Managing Diabetes with Exercise

Are you prediabetic or have type two diabetes?  Do you want to prevent or reverse type two diabetes? Have you been told you need to eat better and exercise but you don’t know what type of exercises is the best? Come check out what the research saying about what type of exercise you need to perform.

The blue circle symbol used to represent diabetes.The Blue Ring represents Diabetes: Image via Wikipedia

During a recent search of articles, for a completely different subject, I stumbled upon this research paper, Effects of intensity and volume on insulin sensitivity during acute bouts of resistance training.  It caught my interest so I decided to tell you about it.
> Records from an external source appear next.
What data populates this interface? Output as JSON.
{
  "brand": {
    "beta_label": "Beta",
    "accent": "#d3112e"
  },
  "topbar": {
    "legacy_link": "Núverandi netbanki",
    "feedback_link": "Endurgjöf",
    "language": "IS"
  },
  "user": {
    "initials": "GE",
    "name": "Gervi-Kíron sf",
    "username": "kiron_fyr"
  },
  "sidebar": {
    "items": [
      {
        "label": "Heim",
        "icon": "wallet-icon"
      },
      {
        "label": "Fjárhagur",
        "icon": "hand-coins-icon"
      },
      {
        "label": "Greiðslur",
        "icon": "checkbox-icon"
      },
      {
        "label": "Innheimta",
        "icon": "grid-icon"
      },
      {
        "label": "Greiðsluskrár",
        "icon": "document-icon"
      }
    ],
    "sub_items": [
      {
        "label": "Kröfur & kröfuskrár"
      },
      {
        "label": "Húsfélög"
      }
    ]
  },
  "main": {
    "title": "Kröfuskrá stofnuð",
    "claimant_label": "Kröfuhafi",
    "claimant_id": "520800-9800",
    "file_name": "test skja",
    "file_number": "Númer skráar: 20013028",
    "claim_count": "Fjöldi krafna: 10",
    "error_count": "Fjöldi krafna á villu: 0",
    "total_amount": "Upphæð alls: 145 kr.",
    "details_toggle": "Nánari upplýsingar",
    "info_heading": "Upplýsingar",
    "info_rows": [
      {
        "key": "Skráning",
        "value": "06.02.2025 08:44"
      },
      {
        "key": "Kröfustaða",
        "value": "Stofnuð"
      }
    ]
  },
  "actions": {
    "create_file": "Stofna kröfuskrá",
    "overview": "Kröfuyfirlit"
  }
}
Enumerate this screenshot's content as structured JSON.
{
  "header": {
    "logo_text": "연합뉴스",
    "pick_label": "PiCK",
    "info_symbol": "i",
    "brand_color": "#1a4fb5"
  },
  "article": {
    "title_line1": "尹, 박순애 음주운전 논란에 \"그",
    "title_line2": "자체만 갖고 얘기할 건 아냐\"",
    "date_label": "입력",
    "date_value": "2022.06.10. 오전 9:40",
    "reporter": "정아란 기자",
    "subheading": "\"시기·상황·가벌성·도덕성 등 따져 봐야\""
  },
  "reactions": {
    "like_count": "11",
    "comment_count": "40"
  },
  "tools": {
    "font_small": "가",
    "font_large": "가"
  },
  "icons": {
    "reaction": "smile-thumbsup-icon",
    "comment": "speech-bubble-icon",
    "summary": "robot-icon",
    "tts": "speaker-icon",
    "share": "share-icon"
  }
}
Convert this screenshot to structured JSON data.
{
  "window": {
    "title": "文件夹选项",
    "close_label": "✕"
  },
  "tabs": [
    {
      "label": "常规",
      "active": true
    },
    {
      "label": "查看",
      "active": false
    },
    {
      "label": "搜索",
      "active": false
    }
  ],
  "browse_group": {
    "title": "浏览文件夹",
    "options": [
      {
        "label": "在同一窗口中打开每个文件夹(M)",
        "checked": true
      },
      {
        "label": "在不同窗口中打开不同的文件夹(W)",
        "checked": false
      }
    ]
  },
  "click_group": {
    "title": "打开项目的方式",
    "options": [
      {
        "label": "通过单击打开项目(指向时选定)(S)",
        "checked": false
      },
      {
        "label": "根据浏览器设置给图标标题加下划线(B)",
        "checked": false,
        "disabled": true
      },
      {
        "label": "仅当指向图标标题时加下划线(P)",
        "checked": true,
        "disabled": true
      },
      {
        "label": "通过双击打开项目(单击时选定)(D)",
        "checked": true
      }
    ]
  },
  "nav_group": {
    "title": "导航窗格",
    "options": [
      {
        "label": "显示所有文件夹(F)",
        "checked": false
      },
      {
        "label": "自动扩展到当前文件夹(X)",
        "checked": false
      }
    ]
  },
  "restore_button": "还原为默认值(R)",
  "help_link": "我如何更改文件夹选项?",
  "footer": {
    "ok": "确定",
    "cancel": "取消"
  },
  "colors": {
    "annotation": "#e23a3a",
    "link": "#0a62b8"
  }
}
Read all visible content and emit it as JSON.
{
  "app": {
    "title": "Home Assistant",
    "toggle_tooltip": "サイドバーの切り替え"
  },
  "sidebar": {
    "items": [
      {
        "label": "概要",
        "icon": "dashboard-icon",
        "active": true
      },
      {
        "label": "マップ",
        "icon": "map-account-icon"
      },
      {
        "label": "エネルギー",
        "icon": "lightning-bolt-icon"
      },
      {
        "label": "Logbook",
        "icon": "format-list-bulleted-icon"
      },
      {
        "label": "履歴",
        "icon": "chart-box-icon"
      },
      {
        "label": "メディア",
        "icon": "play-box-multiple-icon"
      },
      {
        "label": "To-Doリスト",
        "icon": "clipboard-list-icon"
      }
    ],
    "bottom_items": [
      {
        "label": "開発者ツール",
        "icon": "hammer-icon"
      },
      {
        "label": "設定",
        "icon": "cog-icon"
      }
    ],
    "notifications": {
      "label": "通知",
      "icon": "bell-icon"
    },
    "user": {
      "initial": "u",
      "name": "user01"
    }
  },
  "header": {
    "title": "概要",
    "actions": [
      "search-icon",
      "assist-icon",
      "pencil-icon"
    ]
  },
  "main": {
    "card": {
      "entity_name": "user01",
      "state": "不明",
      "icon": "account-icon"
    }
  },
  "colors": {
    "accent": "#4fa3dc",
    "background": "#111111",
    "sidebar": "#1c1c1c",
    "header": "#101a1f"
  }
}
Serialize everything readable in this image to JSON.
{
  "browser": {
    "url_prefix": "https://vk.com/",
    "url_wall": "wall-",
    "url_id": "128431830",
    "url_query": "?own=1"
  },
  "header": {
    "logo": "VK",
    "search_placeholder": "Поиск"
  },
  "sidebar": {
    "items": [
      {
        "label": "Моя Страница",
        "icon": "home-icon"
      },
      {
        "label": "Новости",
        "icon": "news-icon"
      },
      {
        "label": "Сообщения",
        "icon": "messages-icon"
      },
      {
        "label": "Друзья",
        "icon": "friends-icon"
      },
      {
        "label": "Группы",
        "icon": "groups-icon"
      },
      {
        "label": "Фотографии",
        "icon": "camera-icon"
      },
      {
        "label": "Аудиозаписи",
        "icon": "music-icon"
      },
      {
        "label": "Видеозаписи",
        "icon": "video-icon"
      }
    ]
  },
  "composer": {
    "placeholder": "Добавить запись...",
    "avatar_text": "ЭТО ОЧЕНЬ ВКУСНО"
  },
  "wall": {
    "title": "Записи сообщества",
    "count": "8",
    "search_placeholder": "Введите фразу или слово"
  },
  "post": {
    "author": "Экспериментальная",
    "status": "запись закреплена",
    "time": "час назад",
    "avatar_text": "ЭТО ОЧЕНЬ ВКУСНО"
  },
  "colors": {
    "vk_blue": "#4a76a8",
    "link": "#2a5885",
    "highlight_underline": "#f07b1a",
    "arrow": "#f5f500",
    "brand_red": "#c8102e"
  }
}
What is type two diabetes?

Type two diabetes, also called non-insulin dependent diabetes, is a result of insulin resistance.  Insulin has an important role in bringing the sugar that is in your blood stream into the cells of our body that need it. People with type II diabetes are able to produce insulin but it either too little, or the cells do not respond to the amount that is in the blood stream.

Whats wrong with having diabetes?

Diabetes has several negative affects on the body such as diabetic retinopathy (eyes), diabetic nephropathy (kidney), diabetic neuropathy (nerves), cardiovascular disease, and slow healing of cuts and injuries.

What exercise is recommended?

When I first started as an athletic therapist, back 2000,  the “Gold Standard” for exercise was high intensity aerobic endurance exercise (running and cycling).  The problem with this method of exercise is that people with diabetes/prediabetes may be restricted from weight bearing activities due to poor cardiovascular fitness or musculoskeletal pain/injury.

High intensity resistance training protocol

The research paper, above, that caught my eye found that with high intensity resistance exercises along with performing multiple sets that there was improvement in fasting insulin, insulin sensitivity and fasting blood glucose levels. High intensity resistance training improved insulin sensitivity regardless of volume.  With an increase in volume came a decrease in fasting blood glucose.

These are the exercises, sets and reps that were performed in this study that showed the overall best results:

Multi-joint exercises: squats, horizontal leg press, lunges, step ups, bench press, lat pull-downs, shoulder press, and upright rows.  Free weights were used over machines
Weight: 85% of your one repetition maximum
Repetitions: 6 to 8 repetitions
Sets: The best effects were with multiple sets (maximum 4)
Time Commitment: 30 to 55 minutes

High intensity interval training protocol

As I read the research paper on resistance training, I started to wonder if high intensity interval training had been researched.  I found this article, Extremely short duration high intensity interval training substantially improves insulin action in young healthy males. This research found that insulin sensitivity improved by 23% and insulin and blood glucose levels over the day (“under the curve”) improved even after 3 days.

Exercise: Cycling on a stationary bike with resistance.
Resistance: 7.5% of your body weight (This might be hard to figure out if you don’t have a research based stationary bike.
Sets: 4 to 6 sets
Time on bike: 30s all out effort
Rest time: 4 minutes of light cycling (no resistance) or resting on bike
Total time commitment: 17 to 26 minutes
Total exercise time: 2 to 3 minutes

Type II diabetes is often associated with musculoskeletal pain. Therefore, as a Chiropractor, I have to be aware that when I am treating someone for there, back, neck, shoulder, knee pain, etc. that we address managing the diabetes.  All three of these methods appear to have benefits and can be options for my chiropractic patients.

I am curious to have all three methods compared in a study to see which is the best method.

I hope this has been interesting and, if you are health conscious and wish to manage your blood sugars, then these three methods of exercise may help you (along with an appropriate diet).